Agung mengungkapkan Letkol Pnb Sandhra Gunawan, Kolonel Adm Widiono serta Kolone Pnb Subhan dimakamkan pada Taman Makam Pahlawan Untung Suropati, Malang. Sementara Mayor Pnb Yuda A. Seta dimakamkan pada Taman Makam Pahlawan Madiun.
“Semua dapat kenaikan pangkat luar biasa dari pemerintah berhadapan dengan jasa-jasa yang tersebut melebihi tuntutan tugas,” ungkap Agung.
Sebelumnya diberitakan, Agung mengungkapkan TNI AU telah dilakukan membentuk kelompok investigasi untuk menyelidiki kecelakaan dua pesawatt Super Tucano yang digunakan jatuh di tempat Pasuruan, Jawa Timur.
“TNI Angkatan Lingkungan akan membentuk regu investigasi untuk mencari faktor terjadinya accident jatuhnya dua pesawat,” ujar Agung di keterangannya yang dimaksud diterima Suara.com, hari terakhir pekan (17/11/2023).
Nantinya, TNI akan melakukan penyelidikan dengan memperhatikan berbagai faktor terjadinya kecelakaan pesawat.
“TNI AU akan melakukan investigasi dengan mengamati faktor-faktor yang mana dikenal dengan istilah 5 M, man, machine, medium, mission and management,” jelas Agung.
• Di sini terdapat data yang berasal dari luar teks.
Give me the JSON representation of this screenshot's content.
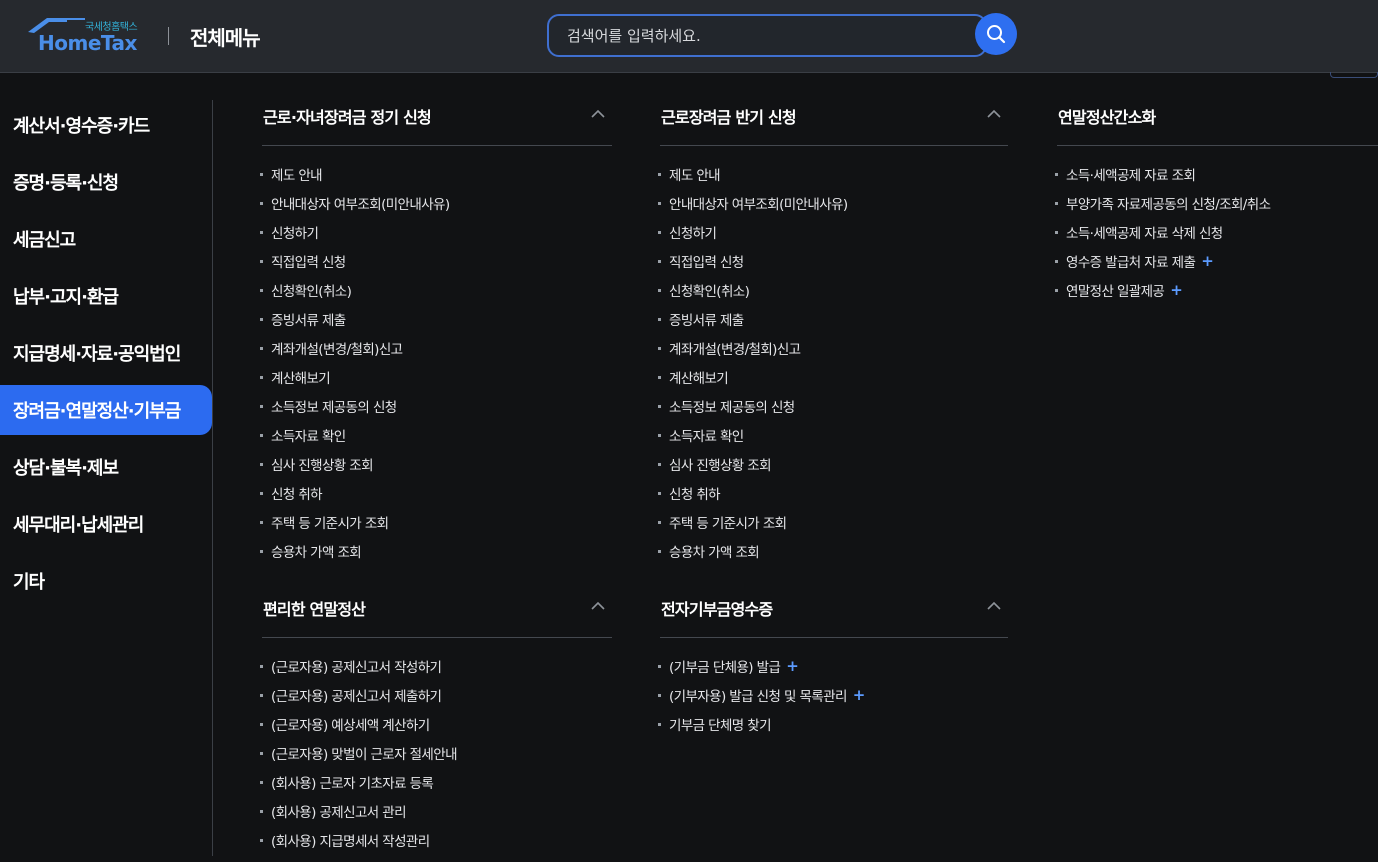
{
  "header": {
    "logo_sub": "국세청홈택스",
    "logo_main": "HomeTax",
    "title": "전체메뉴",
    "search_placeholder": "검색어를 입력하세요.",
    "search_icon": "search-icon"
  },
  "nav": {
    "items": [
      {
        "label": "계산서·영수증·카드",
        "active": false
      },
      {
        "label": "증명·등록·신청",
        "active": false
      },
      {
        "label": "세금신고",
        "active": false
      },
      {
        "label": "납부·고지·환급",
        "active": false
      },
      {
        "label": "지급명세·자료·공익법인",
        "active": false
      },
      {
        "label": "장려금·연말정산·기부금",
        "active": true
      },
      {
        "label": "상담·불복·제보",
        "active": false
      },
      {
        "label": "세무대리·납세관리",
        "active": false
      },
      {
        "label": "기타",
        "active": false
      }
    ]
  },
  "sections": {
    "s1": {
      "title": "근로·자녀장려금 정기 신청",
      "items": [
        {
          "label": "제도 안내"
        },
        {
          "label": "안내대상자 여부조회(미안내사유)"
        },
        {
          "label": "신청하기"
        },
        {
          "label": "직접입력 신청"
        },
        {
          "label": "신청확인(취소)"
        },
        {
          "label": "증빙서류 제출"
        },
        {
          "label": "계좌개설(변경/철회)신고"
        },
        {
          "label": "계산해보기"
        },
        {
          "label": "소득정보 제공동의 신청"
        },
        {
          "label": "소득자료 확인"
        },
        {
          "label": "심사 진행상황 조회"
        },
        {
          "label": "신청 취하"
        },
        {
          "label": "주택 등 기준시가 조회"
        },
        {
          "label": "승용차 가액 조회"
        }
      ]
    },
    "s2": {
      "title": "근로장려금 반기 신청",
      "items": [
        {
          "label": "제도 안내"
        },
        {
          "label": "안내대상자 여부조회(미안내사유)"
        },
        {
          "label": "신청하기"
        },
        {
          "label": "직접입력 신청"
        },
        {
          "label": "신청확인(취소)"
        },
        {
          "label": "증빙서류 제출"
        },
        {
          "label": "계좌개설(변경/철회)신고"
        },
        {
          "label": "계산해보기"
        },
        {
          "label": "소득정보 제공동의 신청"
        },
        {
          "label": "소득자료 확인"
        },
        {
          "label": "심사 진행상황 조회"
        },
        {
          "label": "신청 취하"
        },
        {
          "label": "주택 등 기준시가 조회"
        },
        {
          "label": "승용차 가액 조회"
        }
      ]
    },
    "s3": {
      "title": "연말정산간소화",
      "items": [
        {
          "label": "소득·세액공제 자료 조회",
          "plus": ""
        },
        {
          "label": "부양가족 자료제공동의 신청/조회/취소",
          "plus": ""
        },
        {
          "label": "소득·세액공제 자료 삭제 신청",
          "plus": ""
        },
        {
          "label": "영수증 발급처 자료 제출",
          "plus": "+"
        },
        {
          "label": "연말정산 일괄제공",
          "plus": "+"
        }
      ]
    },
    "s4": {
      "title": "편리한 연말정산",
      "items": [
        {
          "label": "(근로자용) 공제신고서 작성하기"
        },
        {
          "label": "(근로자용) 공제신고서 제출하기"
        },
        {
          "label": "(근로자용) 예상세액 계산하기"
        },
        {
          "label": "(근로자용) 맞벌이 근로자 절세안내"
        },
        {
          "label": "(회사용) 근로자 기초자료 등록"
        },
        {
          "label": "(회사용) 공제신고서 관리"
        },
        {
          "label": "(회사용) 지급명세서 작성관리"
        }
      ]
    },
    "s5": {
      "title": "전자기부금영수증",
      "items": [
        {
          "label": "(기부금 단체용) 발급",
          "plus": "+"
        },
        {
          "label": "(기부자용) 발급 신청 및 목록관리",
          "plus": "+"
        },
        {
          "label": "기부금 단체명 찾기",
          "plus": ""
        }
      ]
    }
  },
  "colors": {
    "background": "#111214",
    "header": "#26292e",
    "accent": "#2c6bf0",
    "plus": "#5c9bff"
  }
}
Selain itu, kata Agung, regu TNI AU akan melakukan penyelidikan pada badan pesawat pasca insiden kecelakaan termasuk cuaca ketika perkembangan terjadi.
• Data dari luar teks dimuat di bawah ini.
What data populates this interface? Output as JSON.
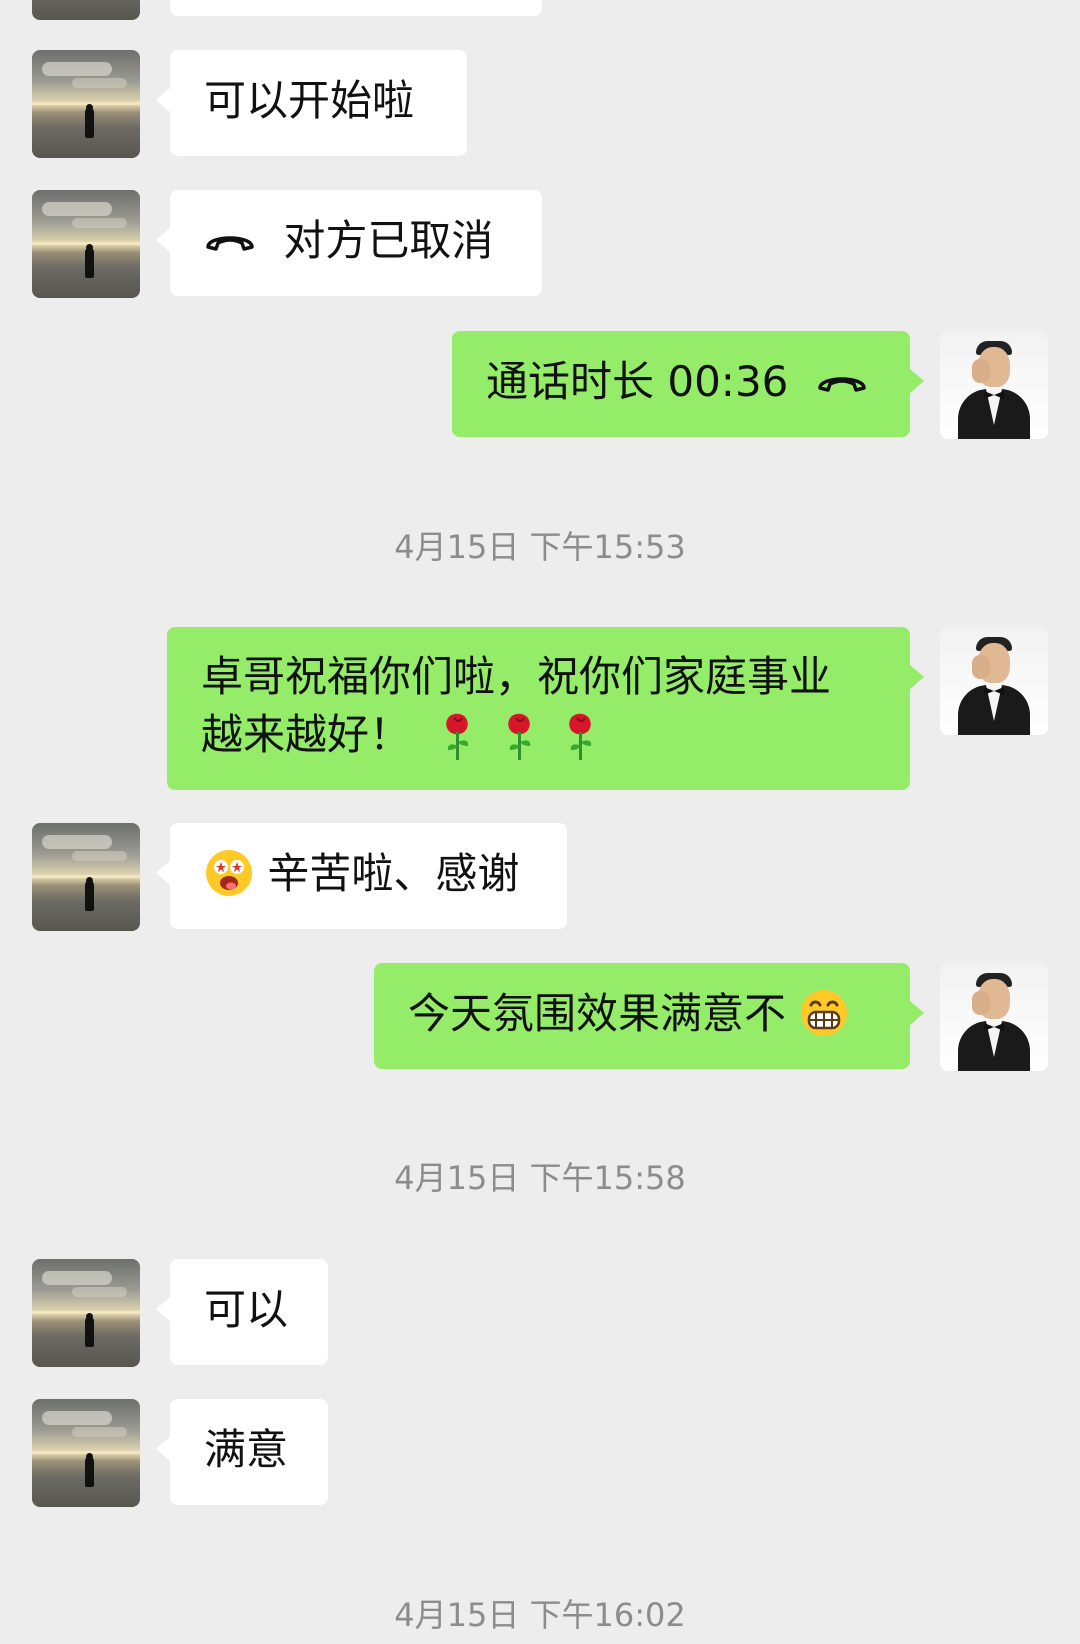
{
  "colors": {
    "background": "#ededed",
    "incoming_bubble": "#ffffff",
    "outgoing_bubble": "#95ec69",
    "timestamp_text": "#8c8c8c"
  },
  "messages": [
    {
      "side": "left",
      "text": "可以开始啦"
    },
    {
      "side": "left",
      "icon": "phone-hangup-icon",
      "text": "对方已取消"
    },
    {
      "side": "right",
      "text": "通话时长 00:36",
      "icon": "phone-hangup-icon"
    },
    {
      "side": "right",
      "text": "卓哥祝福你们啦，祝你们家庭事业越来越好！",
      "emoji": [
        "rose-icon",
        "rose-icon",
        "rose-icon"
      ]
    },
    {
      "side": "left",
      "emoji": "star-struck-face-icon",
      "text": "辛苦啦、感谢"
    },
    {
      "side": "right",
      "text": "今天氛围效果满意不",
      "emoji": "grinning-face-icon"
    },
    {
      "side": "left",
      "text": "可以"
    },
    {
      "side": "left",
      "text": "满意"
    }
  ],
  "timestamps": [
    "4月15日 下午15:53",
    "4月15日 下午15:58",
    "4月15日 下午16:02"
  ]
}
“Melakukan pemeriksaan seluruh personel yang dimaksud terlibat pada penerbangan dan juga berbagai kemungkinan lainnya,” ungkap Agung.
“Terutama Flight Fakta Recorder pesawat yang dimaksud merekam data penerbangan, data mesin, data komunikasi penerbang kemudian video penerbangan sampai detik terakhir berfungsi,” imbuhnya.
Kronologi Kecelakaan
Agung menyebutkan, kecelakaan berawal pada waktu dua pesawat Super Tucano dengan nomor TT-3111 dan juga TT-3103 hilang kontak sekitar pukul 11.18 WIB, Kamis (16/11). Dua pesawat itu terbang dari Bandara Abdul Rachman Saleh, Malang, pukul 10.51 WIB.
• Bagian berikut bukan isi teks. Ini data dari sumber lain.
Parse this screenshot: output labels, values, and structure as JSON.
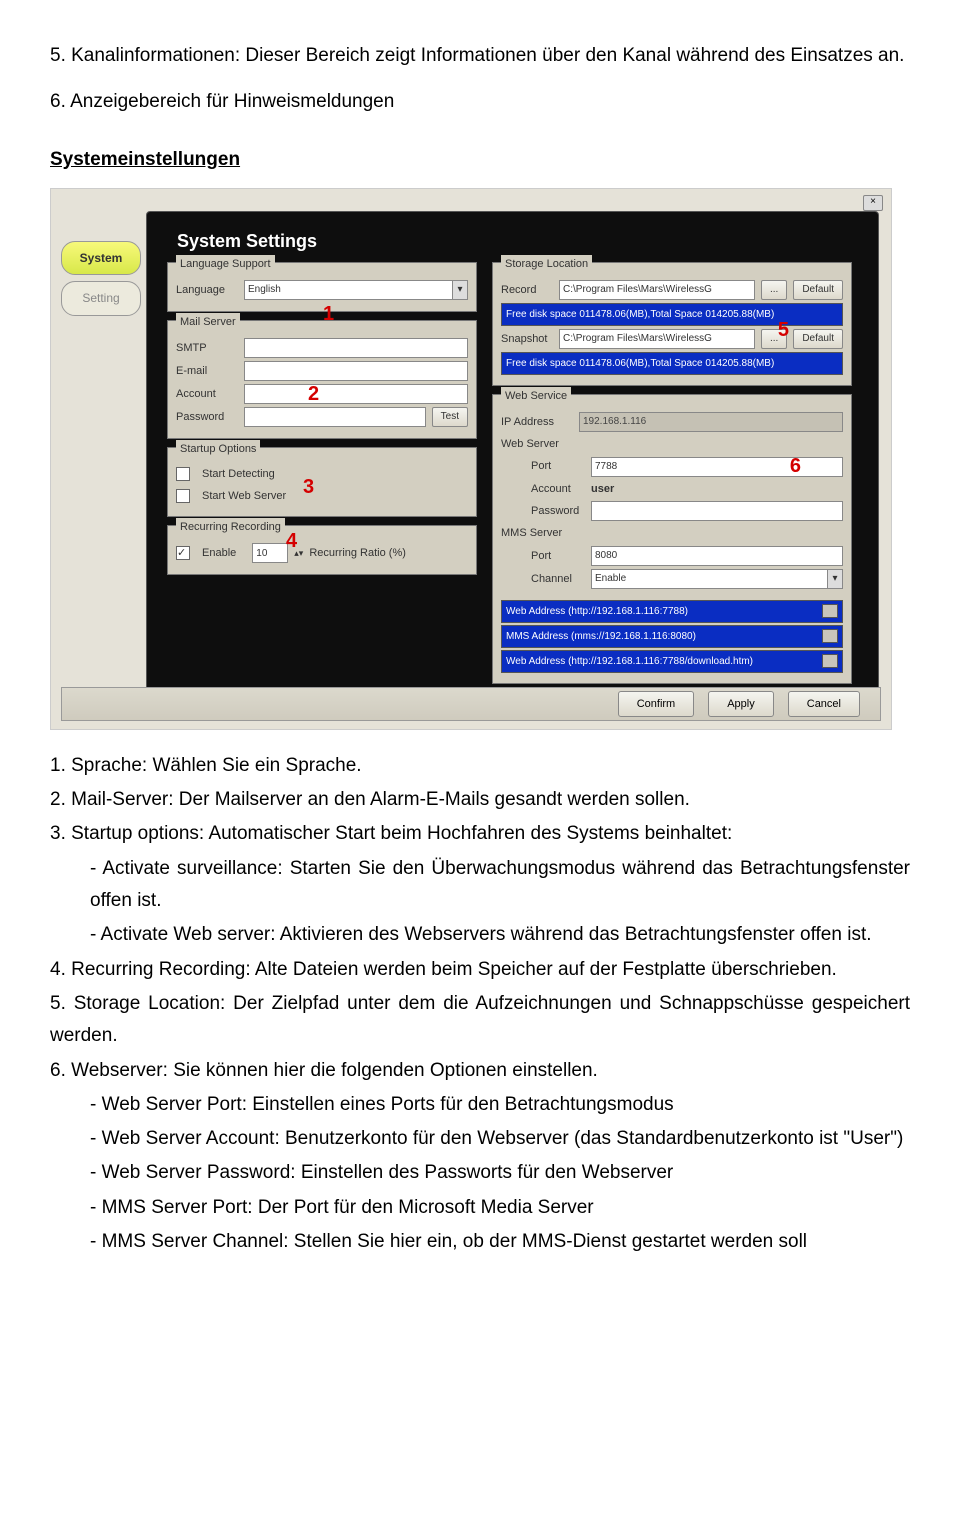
{
  "doc": {
    "p5": "5. Kanalinformationen: Dieser Bereich zeigt Informationen über den Kanal während des Einsatzes an.",
    "p6": "6. Anzeigebereich für Hinweismeldungen",
    "h1": "Systemeinstellungen",
    "n1": "1. Sprache: Wählen Sie ein Sprache.",
    "n2": "2. Mail-Server: Der Mailserver an den Alarm-E-Mails gesandt werden sollen.",
    "n3": "3. Startup options: Automatischer Start beim Hochfahren des Systems beinhaltet:",
    "n3a": "-   Activate surveillance: Starten Sie den Überwachungsmodus während das Betrachtungsfenster offen ist.",
    "n3b": "-   Activate Web server: Aktivieren des Webservers während das Betrachtungsfenster offen ist.",
    "n4": "4. Recurring Recording: Alte Dateien werden beim Speicher auf der Festplatte überschrieben.",
    "n5": "5. Storage Location: Der Zielpfad unter dem die Aufzeichnungen und Schnappschüsse gespeichert werden.",
    "n6": "6. Webserver: Sie können hier die folgenden Optionen einstellen.",
    "n6a": "- Web Server Port: Einstellen eines Ports für den Betrachtungsmodus",
    "n6b": "- Web Server Account: Benutzerkonto für den Webserver (das Standardbenutzerkonto ist \"User\")",
    "n6c": "- Web Server Password: Einstellen des Passworts für den Webserver",
    "n6d": "- MMS Server Port: Der Port für den Microsoft Media Server",
    "n6e": "- MMS Server Channel: Stellen Sie hier ein, ob der MMS-Dienst gestartet werden soll"
  },
  "ui": {
    "close": "×",
    "tab_system": "System",
    "tab_setting": "Setting",
    "panel_title": "System Settings",
    "lang_group": "Language Support",
    "lang_label": "Language",
    "lang_value": "English",
    "mail_group": "Mail Server",
    "mail_smtp": "SMTP",
    "mail_email": "E-mail",
    "mail_account": "Account",
    "mail_password": "Password",
    "mail_test": "Test",
    "startup_group": "Startup Options",
    "startup_detect": "Start Detecting",
    "startup_web": "Start Web Server",
    "recur_group": "Recurring Recording",
    "recur_enable": "Enable",
    "recur_value": "10",
    "recur_ratio": "Recurring Ratio (%)",
    "storage_group": "Storage Location",
    "storage_record": "Record",
    "storage_snapshot": "Snapshot",
    "storage_path": "C:\\Program Files\\Mars\\WirelessG",
    "storage_browse": "...",
    "storage_default": "Default",
    "storage_free": "Free disk space 011478.06(MB),Total Space 014205.88(MB)",
    "web_group": "Web Service",
    "web_ip_label": "IP Address",
    "web_ip_value": "192.168.1.116",
    "web_server_label": "Web Server",
    "web_port_label": "Port",
    "web_port_value": "7788",
    "web_account_label": "Account",
    "web_account_value": "user",
    "web_password_label": "Password",
    "mms_label": "MMS Server",
    "mms_port_label": "Port",
    "mms_port_value": "8080",
    "mms_channel_label": "Channel",
    "mms_channel_value": "Enable",
    "addr1": "Web Address  (http://192.168.1.116:7788)",
    "addr2": "MMS Address  (mms://192.168.1.116:8080)",
    "addr3": "Web Address  (http://192.168.1.116:7788/download.htm)",
    "btn_confirm": "Confirm",
    "btn_apply": "Apply",
    "btn_cancel": "Cancel",
    "red1": "1",
    "red2": "2",
    "red3": "3",
    "red4": "4",
    "red5": "5",
    "red6": "6"
  }
}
“Kamis 16 November 2023 pukul 11.18 WIB, telah lama lost contact sebuah flight pesawat Super Tucano dari Abdul Rachman Saleh, Malang,” ujar Agung untuk wartawan, Kamis (16/11).
Agung mengungkapkan informasi kecelakaan yang disebutkan berawal dari adanya laporan masyarakat. Satu pesawat lainnya sempat dilaporkan hilang hingga akhirnya berhasil ditemukan oleh regu rescue Bandara Abdul Rachman Saleh.